Dicembre 2005 Il Bisol Valdobbiadene Prosecco Doc al Decanter Fine Wine Encounter
"...Bisol, tuttavia, dimostra cosa uno spumante italiano può davvero rappresentare quando è frutto della scrupolosa selezione dei grappoli delle singole vigne...non confondetelo solo perché non lo si confronta mai veramente. Parlando in generale, il Prosecco è molto più leggero e fruttato che lo Champagne. Esso non è destinato all’invecchiamento, ma, piuttosto, va degustato senza limiti in un giorno di sole fuori all’aperto o, magari, in occasione del pranzo di Natale.
Jeio Valdobbiadene Brut: oltre ad uve di Prosecco Doc, questo vino contiene Pinot Bianco e Verdiso. Si consiglia di assaporarlo da solo o per accompagnare delicate pietanze a base di pesce o carne bianca.

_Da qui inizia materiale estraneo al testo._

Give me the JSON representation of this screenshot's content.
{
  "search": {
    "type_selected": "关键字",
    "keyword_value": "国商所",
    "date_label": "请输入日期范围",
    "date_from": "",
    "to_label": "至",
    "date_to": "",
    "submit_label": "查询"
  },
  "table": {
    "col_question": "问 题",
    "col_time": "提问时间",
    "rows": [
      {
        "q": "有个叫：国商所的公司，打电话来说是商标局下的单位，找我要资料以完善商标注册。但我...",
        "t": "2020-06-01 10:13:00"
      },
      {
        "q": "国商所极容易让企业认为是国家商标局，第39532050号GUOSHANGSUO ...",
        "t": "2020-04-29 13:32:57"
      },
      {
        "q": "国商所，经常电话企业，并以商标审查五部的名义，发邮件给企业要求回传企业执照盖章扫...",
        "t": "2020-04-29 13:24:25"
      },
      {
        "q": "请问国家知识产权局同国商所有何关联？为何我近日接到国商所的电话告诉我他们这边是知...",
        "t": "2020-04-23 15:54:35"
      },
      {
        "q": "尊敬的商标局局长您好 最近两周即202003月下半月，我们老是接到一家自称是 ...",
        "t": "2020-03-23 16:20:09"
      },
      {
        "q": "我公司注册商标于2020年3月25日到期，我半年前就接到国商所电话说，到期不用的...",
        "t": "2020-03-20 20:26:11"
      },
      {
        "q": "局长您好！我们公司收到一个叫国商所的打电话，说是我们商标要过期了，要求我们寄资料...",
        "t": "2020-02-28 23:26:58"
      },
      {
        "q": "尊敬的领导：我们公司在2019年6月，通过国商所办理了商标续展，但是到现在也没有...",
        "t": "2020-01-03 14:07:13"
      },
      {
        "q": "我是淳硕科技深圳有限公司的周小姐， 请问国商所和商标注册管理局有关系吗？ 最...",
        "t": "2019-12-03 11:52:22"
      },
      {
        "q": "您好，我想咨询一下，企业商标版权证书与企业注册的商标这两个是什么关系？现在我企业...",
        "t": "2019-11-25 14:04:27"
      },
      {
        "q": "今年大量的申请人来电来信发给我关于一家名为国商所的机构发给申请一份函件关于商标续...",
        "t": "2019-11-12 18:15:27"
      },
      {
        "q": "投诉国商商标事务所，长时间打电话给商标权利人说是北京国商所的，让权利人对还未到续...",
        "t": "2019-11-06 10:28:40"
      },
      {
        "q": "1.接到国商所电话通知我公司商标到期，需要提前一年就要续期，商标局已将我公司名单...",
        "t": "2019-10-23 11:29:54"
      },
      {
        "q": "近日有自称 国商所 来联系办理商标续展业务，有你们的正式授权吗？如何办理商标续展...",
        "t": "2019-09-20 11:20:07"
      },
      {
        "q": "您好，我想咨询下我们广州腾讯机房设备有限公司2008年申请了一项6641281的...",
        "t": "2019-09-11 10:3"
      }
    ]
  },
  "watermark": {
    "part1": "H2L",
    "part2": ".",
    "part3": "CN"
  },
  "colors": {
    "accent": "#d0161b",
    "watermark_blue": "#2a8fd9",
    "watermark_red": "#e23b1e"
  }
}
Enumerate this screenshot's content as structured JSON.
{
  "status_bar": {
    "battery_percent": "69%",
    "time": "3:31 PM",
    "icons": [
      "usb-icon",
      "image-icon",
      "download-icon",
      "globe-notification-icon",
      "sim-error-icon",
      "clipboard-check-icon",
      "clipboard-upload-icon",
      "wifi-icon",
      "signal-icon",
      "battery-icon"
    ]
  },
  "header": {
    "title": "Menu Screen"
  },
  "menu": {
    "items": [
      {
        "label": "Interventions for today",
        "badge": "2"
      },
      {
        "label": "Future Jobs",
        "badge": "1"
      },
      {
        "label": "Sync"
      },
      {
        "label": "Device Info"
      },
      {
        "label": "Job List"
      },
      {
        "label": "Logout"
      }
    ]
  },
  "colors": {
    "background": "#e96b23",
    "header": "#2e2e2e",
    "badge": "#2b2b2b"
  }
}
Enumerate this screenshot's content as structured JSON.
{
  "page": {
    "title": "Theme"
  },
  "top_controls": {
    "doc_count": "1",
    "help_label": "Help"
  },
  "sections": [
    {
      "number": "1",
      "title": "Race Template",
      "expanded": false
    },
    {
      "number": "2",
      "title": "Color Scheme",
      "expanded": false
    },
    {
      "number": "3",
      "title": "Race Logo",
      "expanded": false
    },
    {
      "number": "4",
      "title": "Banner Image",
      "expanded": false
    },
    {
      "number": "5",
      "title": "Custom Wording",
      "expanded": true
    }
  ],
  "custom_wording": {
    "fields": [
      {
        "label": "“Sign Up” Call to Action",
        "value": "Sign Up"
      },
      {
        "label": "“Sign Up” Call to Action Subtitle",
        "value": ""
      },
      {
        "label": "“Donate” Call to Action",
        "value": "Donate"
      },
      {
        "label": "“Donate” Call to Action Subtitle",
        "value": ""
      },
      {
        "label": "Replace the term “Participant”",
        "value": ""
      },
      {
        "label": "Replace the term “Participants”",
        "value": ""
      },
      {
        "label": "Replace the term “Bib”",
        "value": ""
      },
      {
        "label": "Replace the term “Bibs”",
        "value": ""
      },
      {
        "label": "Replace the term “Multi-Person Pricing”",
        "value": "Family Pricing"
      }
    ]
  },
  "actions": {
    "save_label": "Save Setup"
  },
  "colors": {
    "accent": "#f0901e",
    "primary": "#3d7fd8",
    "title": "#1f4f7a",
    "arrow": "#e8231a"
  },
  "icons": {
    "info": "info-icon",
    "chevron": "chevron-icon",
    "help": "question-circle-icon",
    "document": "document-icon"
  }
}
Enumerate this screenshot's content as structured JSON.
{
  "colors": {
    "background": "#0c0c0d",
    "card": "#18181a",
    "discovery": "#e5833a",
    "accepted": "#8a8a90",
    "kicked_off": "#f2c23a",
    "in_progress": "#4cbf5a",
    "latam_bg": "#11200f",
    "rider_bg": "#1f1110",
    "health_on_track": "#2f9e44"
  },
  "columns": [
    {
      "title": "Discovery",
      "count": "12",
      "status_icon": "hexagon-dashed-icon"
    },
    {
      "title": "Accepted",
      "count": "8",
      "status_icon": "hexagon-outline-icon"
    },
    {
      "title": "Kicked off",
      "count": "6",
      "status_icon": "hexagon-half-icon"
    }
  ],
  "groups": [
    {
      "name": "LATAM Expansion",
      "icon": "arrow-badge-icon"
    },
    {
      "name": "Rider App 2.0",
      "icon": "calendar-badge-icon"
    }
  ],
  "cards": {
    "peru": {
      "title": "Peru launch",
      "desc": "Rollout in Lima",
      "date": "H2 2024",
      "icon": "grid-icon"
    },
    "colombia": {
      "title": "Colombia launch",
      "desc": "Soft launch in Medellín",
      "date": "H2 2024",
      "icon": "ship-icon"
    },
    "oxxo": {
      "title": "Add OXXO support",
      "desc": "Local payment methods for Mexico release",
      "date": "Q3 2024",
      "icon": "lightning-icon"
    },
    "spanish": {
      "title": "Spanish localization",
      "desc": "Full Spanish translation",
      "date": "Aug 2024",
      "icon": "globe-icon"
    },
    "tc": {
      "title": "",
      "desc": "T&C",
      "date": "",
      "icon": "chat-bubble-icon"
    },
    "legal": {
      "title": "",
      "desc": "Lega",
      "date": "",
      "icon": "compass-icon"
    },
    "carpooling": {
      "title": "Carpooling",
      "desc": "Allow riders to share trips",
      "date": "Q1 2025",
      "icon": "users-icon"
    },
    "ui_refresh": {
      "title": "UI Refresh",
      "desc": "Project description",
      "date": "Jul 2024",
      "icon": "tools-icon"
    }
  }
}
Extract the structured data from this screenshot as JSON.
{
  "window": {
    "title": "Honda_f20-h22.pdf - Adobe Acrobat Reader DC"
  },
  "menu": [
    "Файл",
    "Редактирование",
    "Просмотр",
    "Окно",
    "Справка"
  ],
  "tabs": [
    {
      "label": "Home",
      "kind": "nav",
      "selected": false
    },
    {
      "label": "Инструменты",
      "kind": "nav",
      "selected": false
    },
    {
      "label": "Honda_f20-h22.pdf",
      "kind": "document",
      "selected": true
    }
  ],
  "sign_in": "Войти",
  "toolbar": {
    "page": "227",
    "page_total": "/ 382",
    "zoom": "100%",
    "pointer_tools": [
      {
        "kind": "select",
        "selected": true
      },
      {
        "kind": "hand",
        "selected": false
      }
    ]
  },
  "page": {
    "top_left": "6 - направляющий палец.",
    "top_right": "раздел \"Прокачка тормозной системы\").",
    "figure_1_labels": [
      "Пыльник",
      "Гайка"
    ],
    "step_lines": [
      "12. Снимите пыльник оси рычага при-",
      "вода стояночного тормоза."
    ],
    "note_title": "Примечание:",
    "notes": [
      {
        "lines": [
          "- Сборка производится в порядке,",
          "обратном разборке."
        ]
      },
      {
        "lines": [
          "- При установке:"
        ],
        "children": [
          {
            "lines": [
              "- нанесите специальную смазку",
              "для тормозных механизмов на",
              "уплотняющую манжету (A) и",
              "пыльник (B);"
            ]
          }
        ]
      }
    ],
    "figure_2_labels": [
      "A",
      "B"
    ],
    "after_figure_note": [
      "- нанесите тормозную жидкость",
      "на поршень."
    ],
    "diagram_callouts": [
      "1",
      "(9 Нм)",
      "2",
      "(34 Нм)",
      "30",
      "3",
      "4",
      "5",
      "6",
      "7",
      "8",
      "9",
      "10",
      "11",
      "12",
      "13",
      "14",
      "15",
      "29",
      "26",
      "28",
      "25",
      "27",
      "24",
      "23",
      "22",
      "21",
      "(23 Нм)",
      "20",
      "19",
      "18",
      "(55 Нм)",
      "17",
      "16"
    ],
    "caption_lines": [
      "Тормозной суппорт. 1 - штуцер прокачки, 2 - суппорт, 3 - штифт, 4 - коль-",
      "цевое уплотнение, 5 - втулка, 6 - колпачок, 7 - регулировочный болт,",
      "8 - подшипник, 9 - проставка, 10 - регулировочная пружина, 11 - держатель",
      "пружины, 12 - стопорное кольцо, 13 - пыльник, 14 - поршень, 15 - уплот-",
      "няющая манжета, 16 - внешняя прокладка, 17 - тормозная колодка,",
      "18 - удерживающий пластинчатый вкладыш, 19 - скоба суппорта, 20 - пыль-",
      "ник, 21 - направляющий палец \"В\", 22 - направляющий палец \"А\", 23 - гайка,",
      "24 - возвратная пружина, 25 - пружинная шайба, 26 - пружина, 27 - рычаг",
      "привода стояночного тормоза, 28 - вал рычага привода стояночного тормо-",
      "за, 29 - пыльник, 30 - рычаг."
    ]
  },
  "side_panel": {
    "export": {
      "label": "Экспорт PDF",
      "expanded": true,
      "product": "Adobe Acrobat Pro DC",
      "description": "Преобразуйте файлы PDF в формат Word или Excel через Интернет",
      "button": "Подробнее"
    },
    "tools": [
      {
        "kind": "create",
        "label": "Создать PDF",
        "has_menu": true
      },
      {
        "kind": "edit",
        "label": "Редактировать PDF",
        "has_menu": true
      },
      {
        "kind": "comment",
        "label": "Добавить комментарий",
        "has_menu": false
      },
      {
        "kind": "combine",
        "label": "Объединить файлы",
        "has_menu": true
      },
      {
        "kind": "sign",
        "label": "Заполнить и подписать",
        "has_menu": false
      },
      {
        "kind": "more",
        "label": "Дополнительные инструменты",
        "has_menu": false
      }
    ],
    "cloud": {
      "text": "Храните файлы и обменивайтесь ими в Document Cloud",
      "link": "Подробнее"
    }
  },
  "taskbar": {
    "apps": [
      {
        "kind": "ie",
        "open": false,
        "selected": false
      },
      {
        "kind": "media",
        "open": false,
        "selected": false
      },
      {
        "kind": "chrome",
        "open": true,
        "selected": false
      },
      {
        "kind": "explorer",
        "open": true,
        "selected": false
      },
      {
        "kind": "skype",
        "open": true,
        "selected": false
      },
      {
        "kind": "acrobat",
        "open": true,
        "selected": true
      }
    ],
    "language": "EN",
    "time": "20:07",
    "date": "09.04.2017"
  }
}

Bisol Crede 2004, di livello superiore, utilizza lo stesso blend. I sentori di mele e pere lo rendono un tipico Valdobbiadene Prosecco Doc. Decisamente fresco e di carattere. A proposito,…è la base ideale per realizzare un perfetto Bellini.
Bisol Prosecco di Valdobbiadene Superiore di Cartizze 2004, è questo il suo nome completo, si colloca su un gradino ancora superiore e si presenta ancora più concentrato. Al 100% a base di uve di Prosecco Doc Superiore di Cartizze, è pieno e ben bilanciato, leggermente morbido rispetto agli altri, ma con una spiccata acidità che comunque equilibra il tutto. Pesche, mele e pere: un piacevole e bilanciato fruttato. Questo Cartizze può naturalmente essere degustato da solo ma potrebbe accompagnare molto bene un dessert leggero e raffinato.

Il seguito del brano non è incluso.